ALC managing director Michael Kilgariff said many of the priorities outlined in the draft plan would complement those that have been included in other significant NSW government transport plans released over the past two months.
“In particular, the suggestion contained in the draft Greater Sydney Services and Infrastructure Plan that a last mile freight policy be developed and implemented is one that will have the whole-hearted backing of ALC,” Mr Kilgariff said.
He went on to say ALC had been working closely with industry throughout this year to help inform the federal government’s development of a National Freight and Supply Chain Strategy.
“Throughout that process, the challenge of delivering freight in increasingly congested CBD areas has been a constant refrain, particularly in relation to the Sydney CBD,” he said.
“Similarly, it is pleasing to see the draft plan also supports increasing road and rail capacity around Port Botany, including duplication of the freight rail line at the port; this is a vital national economic imperative, and its positive impacts would be felt beyond the borders of NSW.”
Mr Kilgariff also noted that the plan acknowledged the need to protect key freight corridors and role technology will play in enhancing the efficiency and safety of supply chains in the state.
The draft plan mentions the issue of coastal shipping, saying: “further investigation is warranted to assess the feasibility and viability to expand NSW inter and intra state coastal shipping, with particular regard to alleviating potential road and rail freight network constraints”. This falls in its 10-20 year initiatives.
Also, on the subject of Inland Rail, the plan says a key focus for NSW is to ensure that Inland Rail optimises the movement of freight in regional NSW through linkages to the three major ports in the state.
Additionally, the plan looks at the future of the state’s air freight task.

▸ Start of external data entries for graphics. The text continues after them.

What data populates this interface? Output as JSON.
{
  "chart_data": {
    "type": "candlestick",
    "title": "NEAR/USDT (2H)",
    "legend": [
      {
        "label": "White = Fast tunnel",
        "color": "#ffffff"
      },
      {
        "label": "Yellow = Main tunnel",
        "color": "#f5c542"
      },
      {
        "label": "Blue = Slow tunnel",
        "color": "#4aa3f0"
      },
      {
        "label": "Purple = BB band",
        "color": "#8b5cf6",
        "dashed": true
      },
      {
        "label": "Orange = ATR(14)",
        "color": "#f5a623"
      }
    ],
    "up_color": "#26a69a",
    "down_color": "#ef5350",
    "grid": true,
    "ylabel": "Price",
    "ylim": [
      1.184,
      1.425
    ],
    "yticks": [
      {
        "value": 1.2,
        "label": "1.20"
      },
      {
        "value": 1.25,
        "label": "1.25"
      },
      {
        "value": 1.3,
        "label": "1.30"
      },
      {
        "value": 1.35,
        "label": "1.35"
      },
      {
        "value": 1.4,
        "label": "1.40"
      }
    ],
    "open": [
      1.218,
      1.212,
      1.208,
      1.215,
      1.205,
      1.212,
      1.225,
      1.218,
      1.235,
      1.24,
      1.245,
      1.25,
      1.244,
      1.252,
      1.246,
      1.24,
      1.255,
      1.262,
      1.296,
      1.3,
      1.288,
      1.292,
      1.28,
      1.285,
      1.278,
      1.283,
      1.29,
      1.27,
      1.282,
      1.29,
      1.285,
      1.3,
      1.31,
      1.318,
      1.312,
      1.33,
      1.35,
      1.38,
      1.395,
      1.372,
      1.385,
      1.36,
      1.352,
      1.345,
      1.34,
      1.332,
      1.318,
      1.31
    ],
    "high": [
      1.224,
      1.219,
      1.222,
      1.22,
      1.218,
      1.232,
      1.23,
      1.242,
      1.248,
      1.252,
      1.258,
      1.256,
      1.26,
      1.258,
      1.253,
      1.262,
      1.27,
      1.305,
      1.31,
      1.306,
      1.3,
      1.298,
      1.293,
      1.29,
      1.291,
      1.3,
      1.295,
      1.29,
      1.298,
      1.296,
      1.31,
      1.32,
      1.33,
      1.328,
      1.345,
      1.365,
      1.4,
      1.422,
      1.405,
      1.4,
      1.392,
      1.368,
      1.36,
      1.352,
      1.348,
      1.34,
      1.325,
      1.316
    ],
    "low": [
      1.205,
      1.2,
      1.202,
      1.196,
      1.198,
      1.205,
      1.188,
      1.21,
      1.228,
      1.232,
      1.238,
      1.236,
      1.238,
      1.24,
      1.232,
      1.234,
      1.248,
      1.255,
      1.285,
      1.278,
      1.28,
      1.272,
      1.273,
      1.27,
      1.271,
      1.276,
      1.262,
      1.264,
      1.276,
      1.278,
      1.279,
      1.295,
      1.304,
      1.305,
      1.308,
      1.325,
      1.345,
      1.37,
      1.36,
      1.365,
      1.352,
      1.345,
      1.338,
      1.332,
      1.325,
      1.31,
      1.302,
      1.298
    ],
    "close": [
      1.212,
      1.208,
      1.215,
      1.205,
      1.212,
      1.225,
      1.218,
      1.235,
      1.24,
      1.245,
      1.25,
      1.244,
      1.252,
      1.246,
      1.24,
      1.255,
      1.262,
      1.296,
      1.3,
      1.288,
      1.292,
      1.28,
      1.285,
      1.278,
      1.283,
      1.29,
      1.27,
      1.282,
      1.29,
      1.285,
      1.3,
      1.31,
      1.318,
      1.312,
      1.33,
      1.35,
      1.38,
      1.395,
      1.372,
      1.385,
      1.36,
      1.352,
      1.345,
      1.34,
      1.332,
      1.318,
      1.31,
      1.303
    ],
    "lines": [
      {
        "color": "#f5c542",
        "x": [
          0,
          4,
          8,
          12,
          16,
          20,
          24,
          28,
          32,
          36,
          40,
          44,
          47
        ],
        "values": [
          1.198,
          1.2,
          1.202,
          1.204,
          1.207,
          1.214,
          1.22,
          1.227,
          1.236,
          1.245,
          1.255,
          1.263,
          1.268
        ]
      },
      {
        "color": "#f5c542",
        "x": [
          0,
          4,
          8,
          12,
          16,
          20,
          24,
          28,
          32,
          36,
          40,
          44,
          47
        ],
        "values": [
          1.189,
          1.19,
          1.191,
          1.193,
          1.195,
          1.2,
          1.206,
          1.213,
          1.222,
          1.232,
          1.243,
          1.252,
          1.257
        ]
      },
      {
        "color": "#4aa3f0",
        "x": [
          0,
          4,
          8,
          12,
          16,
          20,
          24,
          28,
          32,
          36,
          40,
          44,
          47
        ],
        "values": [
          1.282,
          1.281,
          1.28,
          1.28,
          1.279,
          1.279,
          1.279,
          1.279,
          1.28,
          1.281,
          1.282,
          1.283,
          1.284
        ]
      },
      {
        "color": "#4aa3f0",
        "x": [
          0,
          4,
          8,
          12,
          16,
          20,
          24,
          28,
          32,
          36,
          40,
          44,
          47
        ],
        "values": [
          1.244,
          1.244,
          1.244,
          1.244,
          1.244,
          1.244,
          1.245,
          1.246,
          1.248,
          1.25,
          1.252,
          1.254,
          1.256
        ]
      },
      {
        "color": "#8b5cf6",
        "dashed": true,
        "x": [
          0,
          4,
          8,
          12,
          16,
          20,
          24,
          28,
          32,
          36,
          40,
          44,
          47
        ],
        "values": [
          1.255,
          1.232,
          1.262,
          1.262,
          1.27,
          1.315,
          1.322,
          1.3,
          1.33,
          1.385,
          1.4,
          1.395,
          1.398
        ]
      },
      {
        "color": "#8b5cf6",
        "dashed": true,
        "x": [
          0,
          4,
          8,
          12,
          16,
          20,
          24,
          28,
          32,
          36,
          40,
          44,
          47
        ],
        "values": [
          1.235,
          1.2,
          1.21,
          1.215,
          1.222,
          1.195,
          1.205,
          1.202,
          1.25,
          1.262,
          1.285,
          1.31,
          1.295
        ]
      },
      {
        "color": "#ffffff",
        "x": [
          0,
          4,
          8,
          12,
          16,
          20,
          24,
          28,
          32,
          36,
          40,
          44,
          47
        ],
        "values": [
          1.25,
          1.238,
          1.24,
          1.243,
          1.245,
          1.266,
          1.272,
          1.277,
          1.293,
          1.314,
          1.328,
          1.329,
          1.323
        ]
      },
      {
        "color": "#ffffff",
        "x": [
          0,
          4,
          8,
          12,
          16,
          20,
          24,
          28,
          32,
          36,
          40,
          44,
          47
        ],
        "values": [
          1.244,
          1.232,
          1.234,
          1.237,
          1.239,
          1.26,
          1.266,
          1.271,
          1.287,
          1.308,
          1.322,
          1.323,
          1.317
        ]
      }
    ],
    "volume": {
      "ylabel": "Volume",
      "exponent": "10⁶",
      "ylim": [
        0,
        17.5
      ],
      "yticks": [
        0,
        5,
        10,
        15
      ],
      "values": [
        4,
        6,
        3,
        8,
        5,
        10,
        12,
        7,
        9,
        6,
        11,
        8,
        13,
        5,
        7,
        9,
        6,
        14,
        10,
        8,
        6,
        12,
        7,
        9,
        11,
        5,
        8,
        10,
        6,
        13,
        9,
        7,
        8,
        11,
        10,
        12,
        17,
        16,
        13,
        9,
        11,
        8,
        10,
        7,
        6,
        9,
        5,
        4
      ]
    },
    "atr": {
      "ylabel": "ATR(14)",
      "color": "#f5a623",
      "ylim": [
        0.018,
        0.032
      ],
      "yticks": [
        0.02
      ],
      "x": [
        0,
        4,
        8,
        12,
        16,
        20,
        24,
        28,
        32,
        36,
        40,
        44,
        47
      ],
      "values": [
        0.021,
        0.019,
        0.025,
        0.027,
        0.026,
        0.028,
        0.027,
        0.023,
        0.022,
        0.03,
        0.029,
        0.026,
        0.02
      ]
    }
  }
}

With planning for the Western Sydney Airport, the importance of freight planning around the site “cannot be understated”, the draft plan says.
Key priorities for the site include preserving land for transport corridors, enabling development of a fuel pipeline, shifting as much passenger and freight traffic to rail as possible, and ensuring connections between Sydney’s current and future airports for the efficient transhipment of goods.
Feedback and formal submissions are to close in late March 2018.